Vertrauensschutz des Bürgers hat Vorrang

Veräußerungsgewinn beim Grundstücksverkauf

22.07.2010
Wer ein Haus so verkauft, dass der Gewinn unversteuert bleibt, kann auf die alte Rechtlage vertrauen.

Der 8. Senat des Hessischen Finanzgerichts (FG) erachtet § 23 Abs.1 Nr.1 Satz 2 EStG i.V.m. § 52 Abs.39 Satz 1 EStG in der im Streitjahr 1999 geltenden Fassung des Einkommensteuergesetzes (Steuerentlastungsgesetz 1999/2000/2002 vom 24. März 1999, BGBl I 1999, 402) insoweit nicht mit dem Grundgesetz vereinbar, als der Gewinn aus einer im April 1999 erfolgten Veräußerung eines 1998 errichteten privaten Gebäudes der Besteuerung zu unterwerfen wäre.

Mit seinem am 08.04.2010 veröffentlichten Beschluss vom 14.01.2010 (Az.: 8 K 283/04), so der Kieler Steuerberater Jörg Passau, Vizepräsident und geschäftsführendes Vorstandsmitglied des DUV Deutscher Unternehmenssteuer Verband e. V. mit Sitz in Kiel, hat das Hessische FG das anhängige Klageverfahren ausgesetzt, um eine Entscheidung des Bundesverfassungsgerichts hierüber einzuholen.

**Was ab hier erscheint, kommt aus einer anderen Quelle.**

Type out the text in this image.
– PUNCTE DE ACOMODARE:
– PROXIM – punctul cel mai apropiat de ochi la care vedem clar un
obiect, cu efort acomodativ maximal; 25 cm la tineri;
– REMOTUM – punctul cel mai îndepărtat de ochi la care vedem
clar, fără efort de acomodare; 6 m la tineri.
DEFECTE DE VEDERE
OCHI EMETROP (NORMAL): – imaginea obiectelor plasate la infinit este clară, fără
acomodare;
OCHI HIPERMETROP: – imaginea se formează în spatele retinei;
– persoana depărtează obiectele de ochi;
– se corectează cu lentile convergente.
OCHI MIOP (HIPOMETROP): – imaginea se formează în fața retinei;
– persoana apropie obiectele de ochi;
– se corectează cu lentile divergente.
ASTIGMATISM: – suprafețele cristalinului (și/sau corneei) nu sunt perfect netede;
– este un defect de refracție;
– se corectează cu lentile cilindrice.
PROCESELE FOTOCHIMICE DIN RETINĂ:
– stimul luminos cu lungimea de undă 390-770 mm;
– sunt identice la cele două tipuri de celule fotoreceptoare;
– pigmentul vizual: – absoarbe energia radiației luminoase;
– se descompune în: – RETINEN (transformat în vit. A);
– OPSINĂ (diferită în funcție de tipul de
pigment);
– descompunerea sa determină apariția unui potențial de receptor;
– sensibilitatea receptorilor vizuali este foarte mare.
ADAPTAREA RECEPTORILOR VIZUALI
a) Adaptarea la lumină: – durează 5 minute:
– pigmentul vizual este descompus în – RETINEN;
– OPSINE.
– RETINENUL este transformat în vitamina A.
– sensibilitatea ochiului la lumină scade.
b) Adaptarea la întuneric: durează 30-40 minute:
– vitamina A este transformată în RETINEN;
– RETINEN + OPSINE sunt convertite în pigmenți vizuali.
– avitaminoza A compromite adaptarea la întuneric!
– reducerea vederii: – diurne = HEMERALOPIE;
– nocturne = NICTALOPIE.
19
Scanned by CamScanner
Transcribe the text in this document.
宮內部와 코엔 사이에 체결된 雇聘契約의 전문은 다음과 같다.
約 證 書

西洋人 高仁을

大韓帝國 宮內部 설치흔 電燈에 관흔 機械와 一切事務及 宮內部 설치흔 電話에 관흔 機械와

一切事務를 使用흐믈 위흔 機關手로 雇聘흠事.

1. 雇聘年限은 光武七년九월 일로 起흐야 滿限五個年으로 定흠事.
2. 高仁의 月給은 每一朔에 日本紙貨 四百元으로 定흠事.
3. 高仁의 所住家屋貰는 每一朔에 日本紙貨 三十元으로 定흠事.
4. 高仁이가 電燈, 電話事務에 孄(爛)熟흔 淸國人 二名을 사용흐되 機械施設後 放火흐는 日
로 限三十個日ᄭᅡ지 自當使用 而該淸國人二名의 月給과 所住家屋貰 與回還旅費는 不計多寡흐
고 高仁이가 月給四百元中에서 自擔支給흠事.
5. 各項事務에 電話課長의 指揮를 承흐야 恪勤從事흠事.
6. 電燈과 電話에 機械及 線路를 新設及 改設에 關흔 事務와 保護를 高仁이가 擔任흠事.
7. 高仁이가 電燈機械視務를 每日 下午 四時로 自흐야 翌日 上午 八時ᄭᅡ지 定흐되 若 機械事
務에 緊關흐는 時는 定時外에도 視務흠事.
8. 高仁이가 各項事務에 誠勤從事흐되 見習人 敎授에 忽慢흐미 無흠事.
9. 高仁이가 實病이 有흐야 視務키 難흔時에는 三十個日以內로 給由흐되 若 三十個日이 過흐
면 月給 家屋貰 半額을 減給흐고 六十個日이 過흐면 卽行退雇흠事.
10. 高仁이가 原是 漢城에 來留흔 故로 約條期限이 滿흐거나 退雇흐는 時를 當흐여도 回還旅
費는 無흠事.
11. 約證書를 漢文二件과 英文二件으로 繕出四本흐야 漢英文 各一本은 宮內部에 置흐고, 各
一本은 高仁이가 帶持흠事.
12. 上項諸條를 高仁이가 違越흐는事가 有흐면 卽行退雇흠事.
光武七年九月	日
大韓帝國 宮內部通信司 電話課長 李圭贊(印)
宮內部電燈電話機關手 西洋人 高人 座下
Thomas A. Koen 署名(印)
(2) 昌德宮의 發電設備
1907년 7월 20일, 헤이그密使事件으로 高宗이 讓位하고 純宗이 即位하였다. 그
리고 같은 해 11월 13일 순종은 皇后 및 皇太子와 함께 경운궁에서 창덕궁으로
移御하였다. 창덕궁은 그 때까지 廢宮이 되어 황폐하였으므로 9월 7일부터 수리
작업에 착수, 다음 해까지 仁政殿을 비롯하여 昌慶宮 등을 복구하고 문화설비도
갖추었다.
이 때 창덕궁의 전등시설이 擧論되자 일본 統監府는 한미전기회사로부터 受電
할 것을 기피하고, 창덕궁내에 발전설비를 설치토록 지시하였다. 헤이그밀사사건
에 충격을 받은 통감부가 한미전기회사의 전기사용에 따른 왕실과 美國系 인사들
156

In dem anhängigen Klageverfahren hatte die Klägerin ein Ende 1997 erworbenes Grundstück im Jahre 1998 bebaut. Der geplante Verkauf des Grundstücks konnte aber erst im April 1999 realisiert werden, woraus - der auf das Gebäude entfallende Verkaufserlös überstieg die Gebäudeherstellungskosten - ein Veräußerungsgewinn resultierte, den das Finanzamt im Rahmen der Einkommensteuerfestsetzung 1999 besteuerte. Denn die Änderung des § 23 Abs.1 Nr.1 EStG durch das Steuerentlastungsgesetz führte - neben der im Streitfall nicht entscheidungserheblichen Verlängerung der Spekulationsfrist für private Grundstücksverkäufe von zwei auf zehn Jahre - auch erstmals zur Besteuerung einer ab 1999 (§ 52 Abs.39 Satz 1 EStG) erfolgten Veräußerung eines innerhalb der Spekulationsfrist selbst hergestellten Gebäudes.

Nach der vorher geltenden Rechtslage war nur der Gewinn aus der in der Spekulationsfrist erfolgten Veräußerung des Grundstücks selbst steuerpflichtig, weil ein nach dem Grundstückserwerb selbst errichtetes Gebäude als ein vom Grund und Boden verschiedenes Wirtschaftsgut mangels Anschaffung nicht unter den vormaligen Steuertatbestand des § 23 Abs.1 Nr.1a EStG fiel.

Der 8. Senat des Hessischen Finanzgerichts ist der Überzeugung, so Passau, dass die zu § 23 Abs.1 Nr.1 Satz 2 EStG ergangene Anwendungsvorschrift des § 52 Abs.39 Satz 1 EStG insoweit gegen das Rechtsstaatsprinzip des Art. 20 Abs.3 GG i.V.m. dem Grundsatz der allgemeinen Handlungsfreiheit des Art. 2 GG verstoße, als aus der Veräußerung von errichteten Gebäuden Gewinne erfasst werden, die bereits vor 1999 latent entstanden waren. Im Zeitpunkt ihrer unter Inanspruchnahme des aus Art. 2 Abs.1 GG resultierenden Grundrechts der wirtschaftlichen Betätigungsfreiheit mit der Bebauung getroffenen wirtschaftlichen Disposition habe die Klägerin aufgrund der damals geltenden Rechtslage davon ausgehen können, dass ein etwaiger Verkauf des Gebäudes keine Besteuerung des darauf entfallenden Gewinns nach sich ziehen werde.